APóS NOVE ANOS, JUSTIçA ABSOLVE RIVA E O DEVOLVE R$ 2,8 MIL
30.07.2015

O juiz Murilo Moura Mesquita, da 38ª zona eleitoral de Santo Antônio do Leverger, absolveu nesta quarta-feira o ex-deputado estadual José Riva (PSD) da acusação de omitir documentos na prestação de contas das eleições de 2006. Na mesma decisão, o magistrado determinou a devolução de R$ 2,8 mil ao ex-presidente da Assembleia Legislativa.

O magistrado amparou seu fundamento na falta de provas por parte da acusação. A denúncia oferecida pelo Ministério Público Eleitoral (MPE) afirmava que Riva concedeu “dádivas e vantagens aos eleitores do município”, o que configuraria em compra de votos. O esquema teria sido articulado pelo cabo eleitoral Edmar Gállio. 

A representação se baseou em uma busca e apreensão feita cumprida por agentes da Polícia Federal na casa de Edmar Gállio. Na ocasião, foi encontrada uma quantia de R$ 2,8 mil e materiais de campanha de José Riva. 

O MPE sustentou que o dinheiro em espécie serviria para comprar votos dos índios da aldeia Gomes Carneiro. Ainda foi ressaltado que as investigações indicaram a existência de cabos eleitorais que trabalharam no município em favor da campanha de Riva, porém, esses gastos não foram declarados na prestação de contas, o que representaria assim esquema de caixa 2. 

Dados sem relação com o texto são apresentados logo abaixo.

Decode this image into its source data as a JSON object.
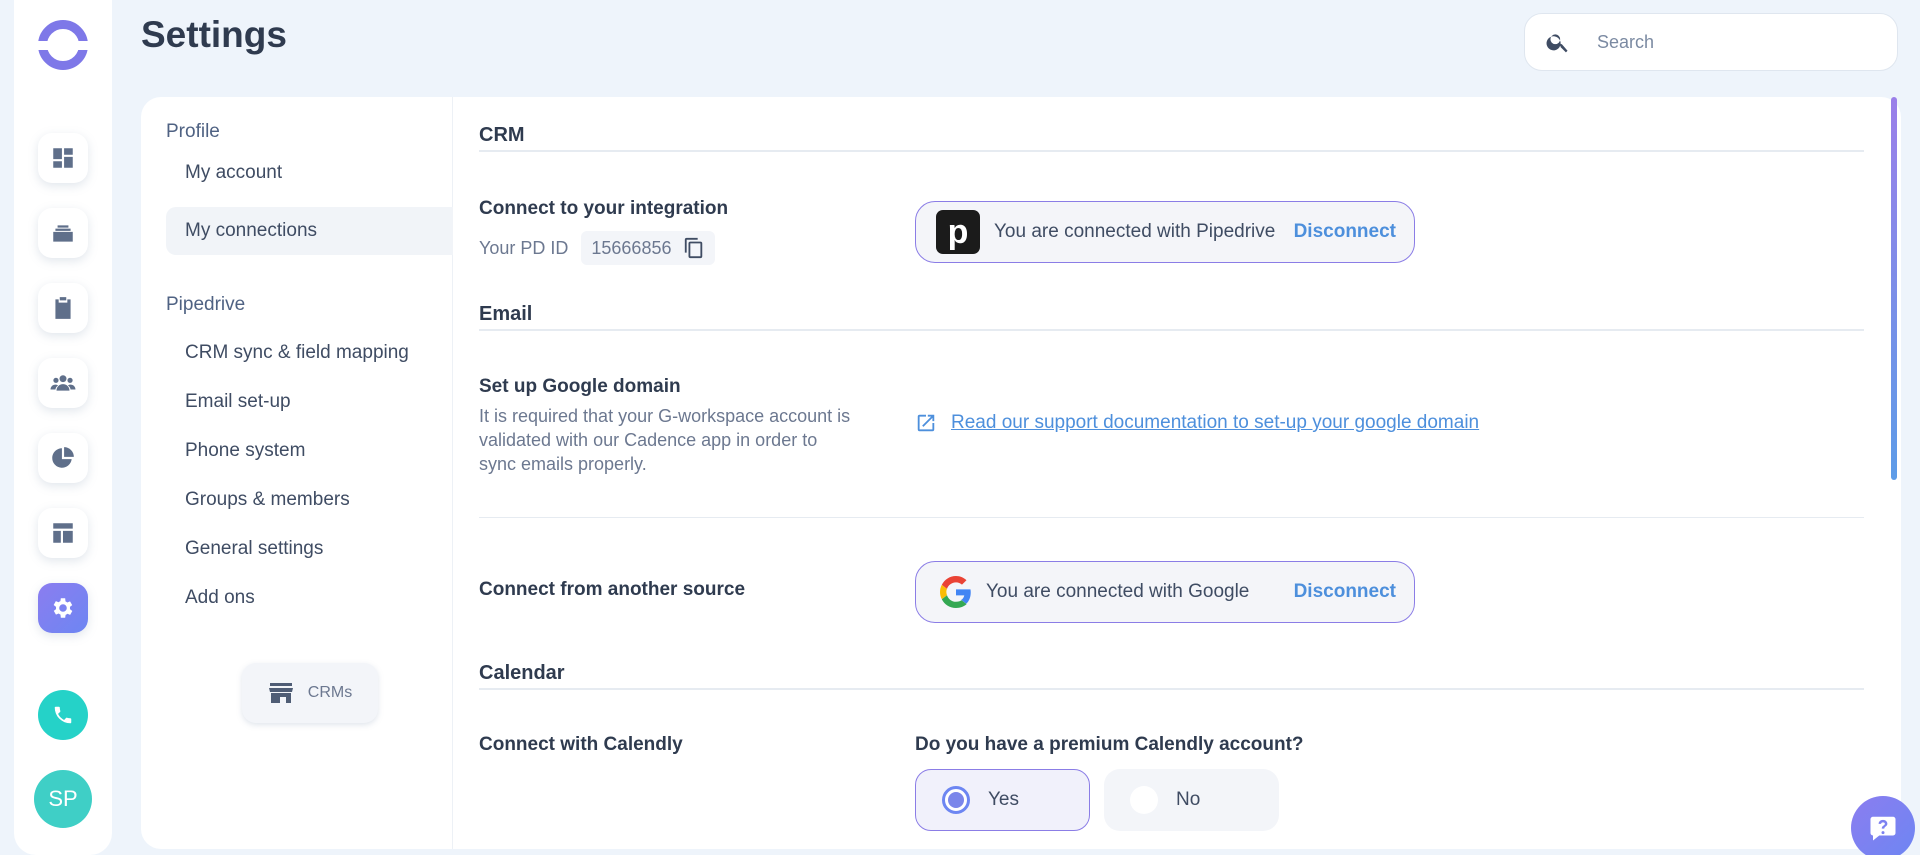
{
  "header": {
    "title": "Settings",
    "search_placeholder": "Search"
  },
  "rail": {
    "items": [
      {
        "icon": "dashboard-icon"
      },
      {
        "icon": "inbox-stack-icon"
      },
      {
        "icon": "clipboard-icon"
      },
      {
        "icon": "people-icon"
      },
      {
        "icon": "pie-chart-icon"
      },
      {
        "icon": "template-icon"
      },
      {
        "icon": "gear-icon",
        "active": true
      }
    ],
    "phone_icon": "phone-icon",
    "avatar_initials": "SP"
  },
  "subnav": {
    "profile_heading": "Profile",
    "profile_items": [
      "My account",
      "My connections"
    ],
    "pipedrive_heading": "Pipedrive",
    "pipedrive_items": [
      "CRM sync & field mapping",
      "Email set-up",
      "Phone system",
      "Groups & members",
      "General settings",
      "Add ons"
    ],
    "crm_button": "CRMs",
    "active_item": "My connections"
  },
  "crm": {
    "heading": "CRM",
    "connect_label": "Connect to your integration",
    "pd_id_label": "Your PD ID",
    "pd_id_value": "15666856",
    "status_text": "You are connected with Pipedrive",
    "disconnect_label": "Disconnect",
    "logo_letter": "p"
  },
  "email": {
    "heading": "Email",
    "google_domain_label": "Set up Google domain",
    "google_domain_desc": "It is required that your G-workspace account is validated with our Cadence app in order to sync emails properly.",
    "doc_link": "Read our support documentation to set-up your google domain",
    "another_source_label": "Connect from another source",
    "status_text": "You are connected with Google",
    "disconnect_label": "Disconnect"
  },
  "calendar": {
    "heading": "Calendar",
    "calendly_label": "Connect with Calendly",
    "question": "Do you have a premium Calendly account?",
    "options": [
      "Yes",
      "No"
    ],
    "selected": "Yes"
  },
  "colors": {
    "accent": "#7e78e8",
    "link": "#4d8fdc",
    "teal": "#25d2c8"
  }
}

Somente seis anos depois do episódio a denúncia foi parcialmente recebida pela Justiça Eleitoral. Desde 2012, a ação penal tramitou no Tribunal Regional Eleitoral (TRE), mas retornou a primeira instância em março deste ano diante da perda do foro privilegiado de Riva assegurado pelo mandato de deputado estadual que se encerrou em fevereiro. 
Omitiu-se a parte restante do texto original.